I had to limit her toys, because when we’d get terrible storms (or a full moon, or a hot air balloon — all were equal in the level of terror they induced) she’d grab her “baby” and take it with her to the bathroom, my shower in particular. That was her “safe place.” If she had more than one baby, she would literally stare down at them in a panic, shaking and whining and trembling, forced into making a Sophie’s Choice. When I grabbed the other toy and said, “Let’s go! Come on!” she gave my hand a grateful lick and made haste to safety, the child she clearly loved more — her plush otter — safely in her jaws.
(But let’s get real: the stuffed duck was a jerk. I mean, the squeak was broken! His face was stupid! The plush otter toy was the pretty one and never sassed back. The duck was garbage, and he knew it. Pfft.)
Just a big ol’ sweetie, was my Sally. And make no mistake: she was mine. I was the alpha, not the others in the family. She made sure I was sitting down to dinner before she would eat, or she’d curl up behind my chair, eyes on the door in case a wolf came — terrible threat, those suburban wolves. She’d check on me if I went to another room, just peer in, make eye contact (“You good? Cool.”) and then would groan and flop onto her side nearby, close enough to be of assistance should trouble (or dropped food) come knocking.
She had arthritis and hip problems in the end, and she no longer joined me on my long runs. Walks became hard, she was scared of the pool, so hydrotherapy was out. (When we’d get in the pool, she’d endlessly circle it, looking for the signal to bark helplessly at us as she quivered near the edge. Basically she was letting us know she’d be heartbroken to watch us drown, but she’d watch.)
She’d sleep her day away that last month, roused by a knock at the door or a promise for a peanut butter treat. She had the gentlest mouth, lips pulled back and eyes on me, as she’d take a treat from my hand. I’d praise her, “Sweet ol’ gramma Sally Derg puppyderp,” and she’d thump her tail because dogs don’t care what you call them as long as you call them. She was just happy to be noticed.
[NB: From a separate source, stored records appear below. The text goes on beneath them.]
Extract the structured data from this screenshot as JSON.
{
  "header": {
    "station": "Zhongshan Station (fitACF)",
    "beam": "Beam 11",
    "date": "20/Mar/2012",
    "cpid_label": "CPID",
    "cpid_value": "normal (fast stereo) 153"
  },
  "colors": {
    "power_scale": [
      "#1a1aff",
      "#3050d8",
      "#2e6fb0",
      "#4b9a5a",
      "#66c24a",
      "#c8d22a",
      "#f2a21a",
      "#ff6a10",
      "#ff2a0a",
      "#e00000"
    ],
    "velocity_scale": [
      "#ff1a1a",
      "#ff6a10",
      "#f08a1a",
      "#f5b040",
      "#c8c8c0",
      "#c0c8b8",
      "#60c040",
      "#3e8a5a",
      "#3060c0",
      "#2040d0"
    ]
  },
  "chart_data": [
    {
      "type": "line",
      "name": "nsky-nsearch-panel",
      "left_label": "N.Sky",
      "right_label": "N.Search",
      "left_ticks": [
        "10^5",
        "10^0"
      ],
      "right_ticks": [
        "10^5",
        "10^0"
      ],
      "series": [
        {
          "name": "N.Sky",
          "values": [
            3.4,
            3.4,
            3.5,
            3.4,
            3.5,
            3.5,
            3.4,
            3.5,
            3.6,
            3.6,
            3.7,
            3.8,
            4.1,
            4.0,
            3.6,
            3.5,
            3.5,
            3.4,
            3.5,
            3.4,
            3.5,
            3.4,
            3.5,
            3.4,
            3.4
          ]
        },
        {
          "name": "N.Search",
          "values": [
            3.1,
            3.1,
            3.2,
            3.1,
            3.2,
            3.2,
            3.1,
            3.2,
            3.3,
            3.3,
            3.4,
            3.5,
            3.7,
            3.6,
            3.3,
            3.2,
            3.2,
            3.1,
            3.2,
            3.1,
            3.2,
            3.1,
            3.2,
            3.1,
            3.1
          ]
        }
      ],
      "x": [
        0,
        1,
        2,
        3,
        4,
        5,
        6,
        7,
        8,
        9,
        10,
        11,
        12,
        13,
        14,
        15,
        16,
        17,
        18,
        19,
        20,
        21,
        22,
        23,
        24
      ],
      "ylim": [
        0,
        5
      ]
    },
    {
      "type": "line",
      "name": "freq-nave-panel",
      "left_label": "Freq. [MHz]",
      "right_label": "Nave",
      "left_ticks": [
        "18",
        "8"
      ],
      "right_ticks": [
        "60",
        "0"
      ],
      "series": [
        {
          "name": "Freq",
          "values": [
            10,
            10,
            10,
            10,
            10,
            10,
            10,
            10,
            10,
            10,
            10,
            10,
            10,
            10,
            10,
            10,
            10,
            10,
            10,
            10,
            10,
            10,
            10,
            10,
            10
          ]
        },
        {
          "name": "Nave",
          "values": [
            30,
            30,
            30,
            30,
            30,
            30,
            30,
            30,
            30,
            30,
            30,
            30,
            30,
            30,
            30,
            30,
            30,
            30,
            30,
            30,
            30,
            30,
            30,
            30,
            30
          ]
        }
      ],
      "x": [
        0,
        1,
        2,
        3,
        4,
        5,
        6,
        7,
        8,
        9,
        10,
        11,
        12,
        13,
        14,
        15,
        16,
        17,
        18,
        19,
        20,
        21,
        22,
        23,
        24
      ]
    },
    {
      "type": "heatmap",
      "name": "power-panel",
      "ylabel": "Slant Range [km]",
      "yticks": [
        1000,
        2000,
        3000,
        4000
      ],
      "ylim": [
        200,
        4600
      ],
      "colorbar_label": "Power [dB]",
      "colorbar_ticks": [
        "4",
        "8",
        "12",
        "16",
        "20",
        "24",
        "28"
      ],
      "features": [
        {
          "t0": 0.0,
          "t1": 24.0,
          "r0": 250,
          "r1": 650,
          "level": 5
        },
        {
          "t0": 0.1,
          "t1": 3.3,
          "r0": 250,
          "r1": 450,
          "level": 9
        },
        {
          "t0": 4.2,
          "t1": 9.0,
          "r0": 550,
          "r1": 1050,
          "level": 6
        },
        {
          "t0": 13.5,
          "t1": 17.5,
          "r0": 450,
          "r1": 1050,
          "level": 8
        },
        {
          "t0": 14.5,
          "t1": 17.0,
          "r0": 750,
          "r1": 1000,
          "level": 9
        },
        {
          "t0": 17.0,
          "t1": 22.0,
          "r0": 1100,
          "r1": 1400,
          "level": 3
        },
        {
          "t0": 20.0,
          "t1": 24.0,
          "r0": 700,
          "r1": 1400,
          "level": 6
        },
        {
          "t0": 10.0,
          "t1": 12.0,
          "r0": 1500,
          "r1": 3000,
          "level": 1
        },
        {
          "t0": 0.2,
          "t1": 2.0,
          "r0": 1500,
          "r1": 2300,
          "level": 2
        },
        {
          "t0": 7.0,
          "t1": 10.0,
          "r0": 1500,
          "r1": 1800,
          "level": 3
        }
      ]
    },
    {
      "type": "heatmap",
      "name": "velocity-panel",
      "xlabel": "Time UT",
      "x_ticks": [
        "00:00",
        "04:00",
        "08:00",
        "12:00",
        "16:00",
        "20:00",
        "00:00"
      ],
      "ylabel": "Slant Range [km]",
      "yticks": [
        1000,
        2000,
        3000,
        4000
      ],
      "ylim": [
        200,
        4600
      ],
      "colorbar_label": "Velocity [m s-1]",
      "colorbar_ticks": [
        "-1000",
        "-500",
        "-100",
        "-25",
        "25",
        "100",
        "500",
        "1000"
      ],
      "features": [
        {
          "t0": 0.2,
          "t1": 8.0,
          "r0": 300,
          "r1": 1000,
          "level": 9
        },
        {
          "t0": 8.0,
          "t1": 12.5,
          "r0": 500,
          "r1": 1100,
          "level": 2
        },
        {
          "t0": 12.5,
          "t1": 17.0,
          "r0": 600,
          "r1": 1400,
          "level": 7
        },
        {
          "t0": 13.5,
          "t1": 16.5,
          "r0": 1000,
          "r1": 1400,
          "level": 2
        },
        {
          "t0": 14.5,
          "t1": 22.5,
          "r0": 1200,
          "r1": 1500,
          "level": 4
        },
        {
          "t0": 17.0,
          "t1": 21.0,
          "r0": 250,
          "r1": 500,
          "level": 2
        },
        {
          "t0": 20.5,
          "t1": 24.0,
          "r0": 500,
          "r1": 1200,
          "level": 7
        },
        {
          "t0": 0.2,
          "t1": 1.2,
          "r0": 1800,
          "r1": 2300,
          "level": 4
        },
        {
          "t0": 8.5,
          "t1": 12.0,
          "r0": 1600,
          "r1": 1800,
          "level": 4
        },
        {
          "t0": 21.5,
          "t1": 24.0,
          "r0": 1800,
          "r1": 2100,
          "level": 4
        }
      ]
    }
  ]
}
But she also farted herself awake. One time it was so loud and so pungent that she started barking like she was psyching herself up for a dog fight. I almost pissed myself, I laughed so hard at her absolute anger over the shock of how bad it smelled. YEAH, ME, TOO, SALLY. She circled her butt, round and around, trying to bite at the horrible smell, too dumb to realize it was calling from inside the house, aka, her own tush.She had anxiety out the wazoo, she seriously was afraid of the full moon (she knew werewolves were real, I always suspected), and would shake herself to the point of agonizing pain when storms rolled through. Cuddles and Thundershirts only went so far. It was like she had been on the front lines in Afghanistan, the terror she exhibited. I do not miss scooping her poops, finding hoarked-up lizards on the carpet, or the accidental scrape of her nails on my legs, ninety-some odd pounds of force behind them, in her excitement to jump up and hug me.
But there was always a face and a tail wag waiting for me after a run, a trip to the grocery store, a trip upstairs, a trip to the bathroom in private, DOG JUST LET ME HAVE TWO MINUTES THIS IS WEIRD YOU WATCHING ME DO THIS. She loved me no matter what, and that’s what makes dogs the best. (And that’s why I gave her the best treats ever and daily hip massages, because you take care of those you love.)
Her last days were sad, too sad for me to talk about still, but she got to go for one last ride in the back of the truck with her favorite camp blanket, the wind on her face and flapping her ears the way she loved, she spent a glorious hour licking-licking-licking the marrow out of a giant hog bone, and when she went, it was fast and painless and she knew she’d been loved.
That we could all be so lucky to leave our lives with our favorite things and people nearby.
We ended up burying her out at the hunting camp where she was happiest; so many good smells to sniff, the grey remains of the last campfire she stretched out in front of, grunting and sighing in pleasure at the warmth on her belly were still there, too. I don’t know if I can ever have a dog again, to be honest. She was family and I loved her, stinky farts and all.